As a manager, you’re never going to possess all the information at your fingertips that you wish. You’ll need to make tough decisions on the fly that require some guesswork.
Ambiguity makes us uncomfortable. Understandably, we dread forging ahead without a clear grasp of all relevant facts or a command of the specific factors that pertain to a rapidly changing situation.
Yet the most successful managers are also resilient leaders. They accept ambiguity without flinching. If they’re unsure who’s at fault or uncertain about cause-effect relationships, they investigate with an open mind and draw the best conclusion they can.
The next time you face ambiguity, separate what you know from what you don’t know.

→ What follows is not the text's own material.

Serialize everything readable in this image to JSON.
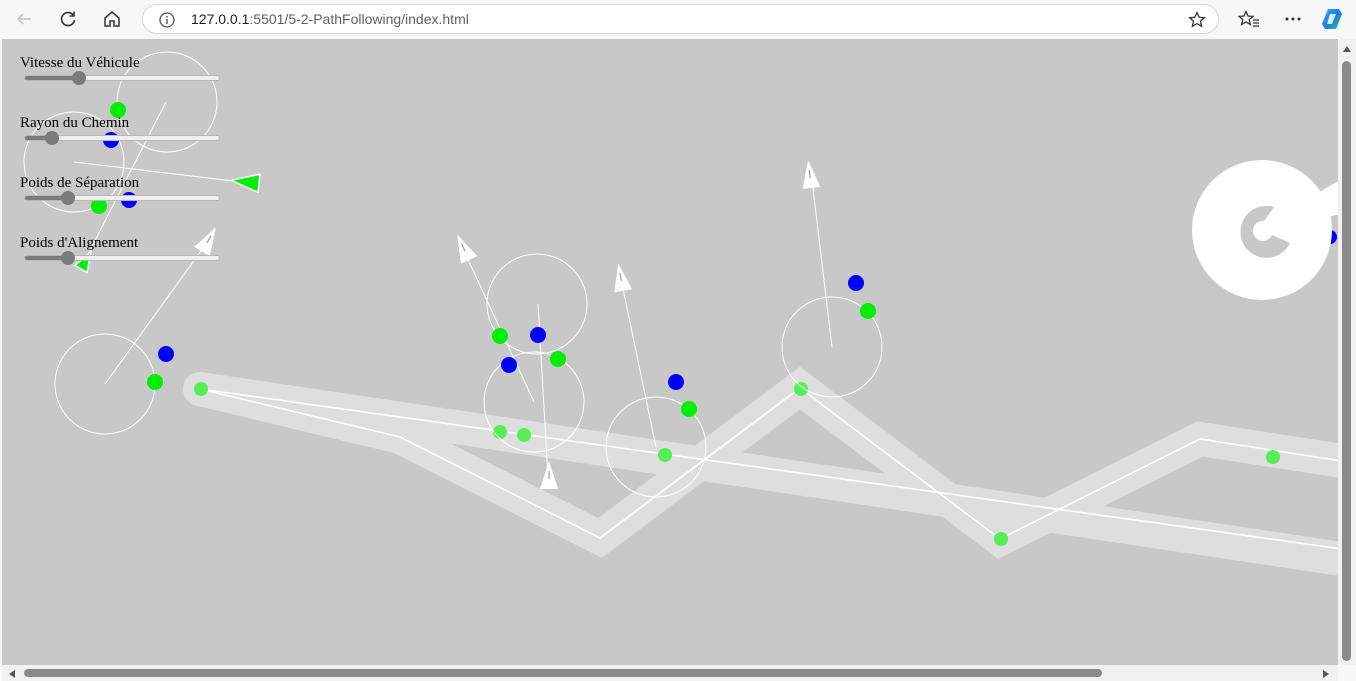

Use phrases such as, “Let’s review what’s fixed and certain, and what’s subject to change” or “Let’s identify all the gray areas and whether we can accept so much uncertainty.”
When you acknowledge the ambiguities you face, employees embrace yourmore enthusiastically. They’re probably grappling with the same fuzziness in weighing action plans, so your forthrightness can make everyone feel more comfortable.
Addressing the causes of ambiguity can help. Work with your employees to list all the variables at play. Discuss timetables for when you can expect to gather the necessary data to fill these holes. That way, everyone can systemically integrate facts and certainties as they become known—and slowly remove remaining traces of ambiguity.